Последнюю фразу надо было произнести с улыбкой, как шутку, но из-за того, что приходилось напрягать голос, ни улыбки, ни шутки у Нюты не получилось.
Егор аж задохнулся:
— Когда?! Когда я налево подрабатывал?!
— Ну на эти, на выпивки! На женщин!
Егор вкатил ей затрещину.
Нюта в ужасе отшатнулась.
— Зараз вернусь, еще одно заявление накатаю! Ты у меня загремишь! Как миленький!
Егор круто повернулся и пошел прочь, сгибаясь пополам от ветра.

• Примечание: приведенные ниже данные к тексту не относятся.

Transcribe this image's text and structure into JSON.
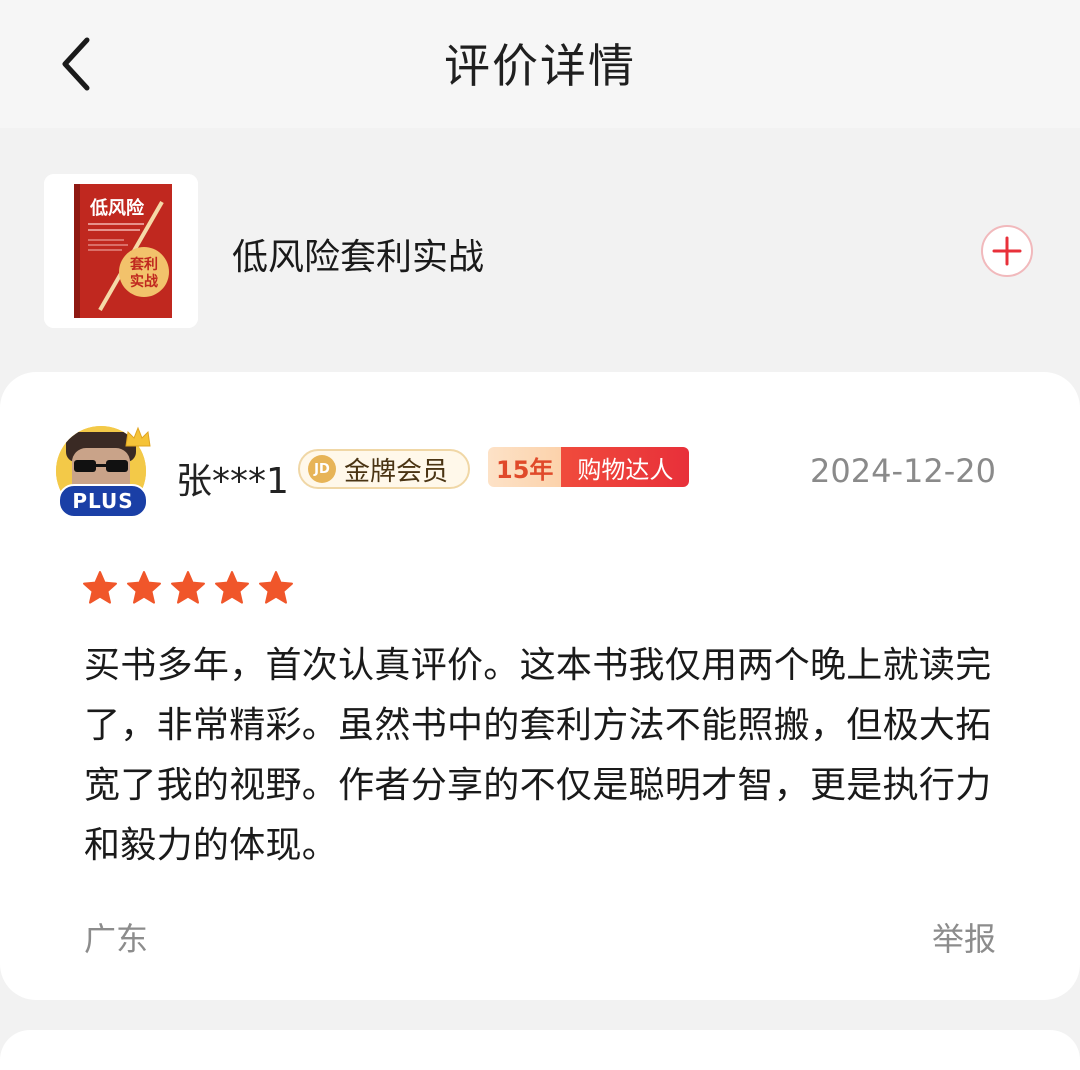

Остаток дня он провел в забегаловке у Сенного. Пил не пьянея, заговаривал с завсегдатаями о только что пережитой драме. Но завсегдатаи уже давно пережили подобные драмы и все время переводили разговор на пыльную бурю. Завсегдатаи забегаловок, как правило, большие энциклопедисты. Они всегда в курсе внутренней и внешней политики, знания их, подкрепляемые регулярным разгадыванием кроссвордов, обширны во всех областях науки и техники. Здешним завсегдатаям, например, было достоверно известно, что в прошлом году выдуванию подверглось от семи до пятнадцати сантиметров пахотного горизонта. Прибавим к ним, подсчитывали они с карандашом, несколько сантиметров, которые улетучатся нынче. Сумасшедшие цифры получаются, казаки! Если исходить из условия, что один сантиметр плодородного слоя воссоздается в продолжение двухсот-трехсот лет, то по теперешнему состоянию почвы значительная часть кубанских черноземов будет соответствовать… одна тысяча семьсот восьмидесятому году до нашей эры! Нет, ты понял, Егор?! — обращались они к Егору как к полноправному завсегдатаю.

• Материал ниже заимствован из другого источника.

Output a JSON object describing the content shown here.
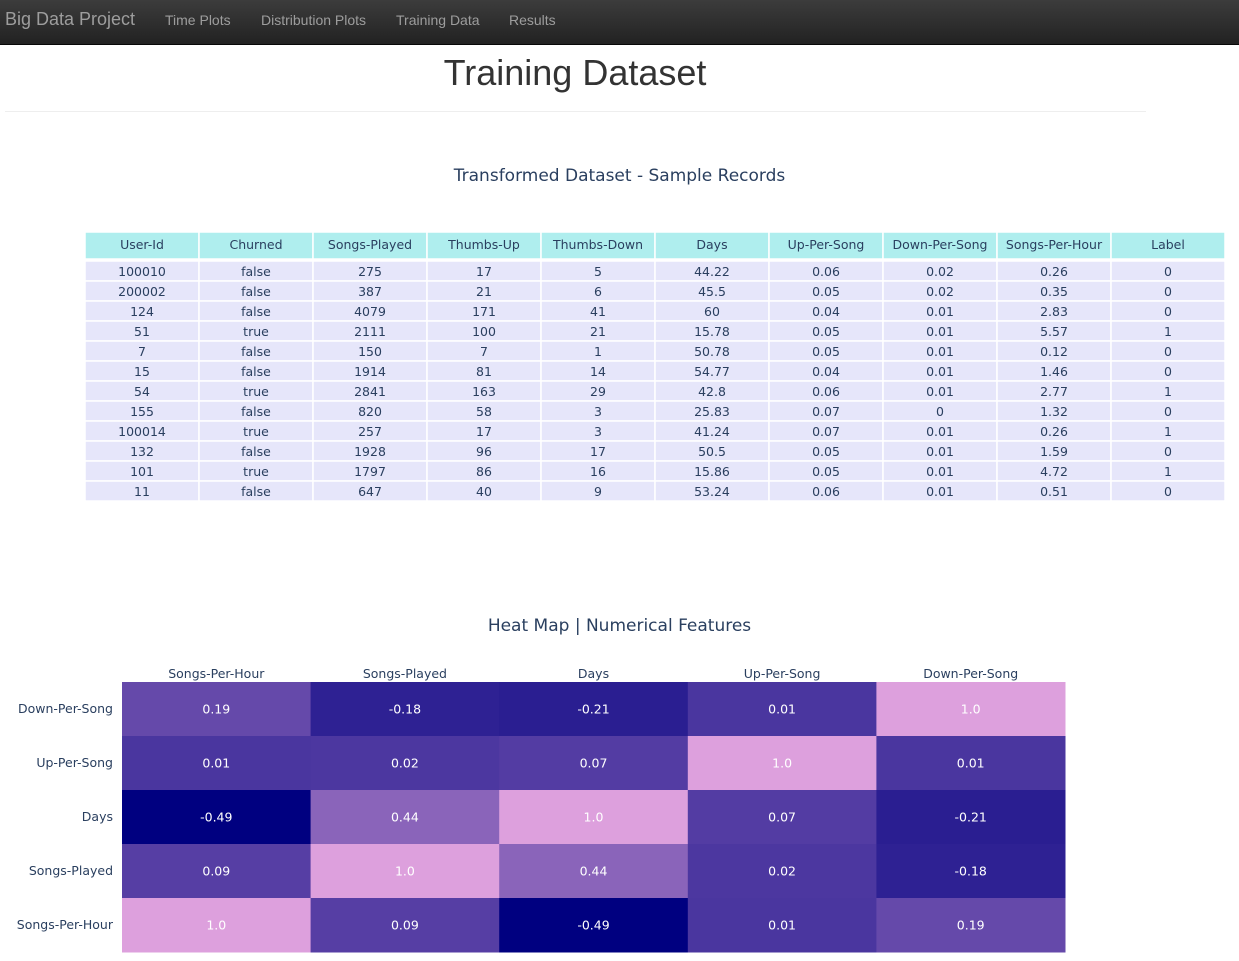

И Егор действительно начал понимать, что масштабы его личной, только что пережитой драмы ничто в сравнении с бедствием, свалившимся на кубанские черноземы. И следовательно, все, что он ни выкинет, что ни сотворит, все заметет, запорошит черная буря.
Агрономша Галина Мокеевна ответила на его звонок сразу, как только последняя цифра вернулась на свое место в диске, — словно ждала.
— Это ты, Черкашин? — ничуть не удивилась она. — Опомнился через пять-то лет?
— Я хочу тебя видеть, — сказал Егор.
— Очень? — помолчав, спросила Галина Мокеевна.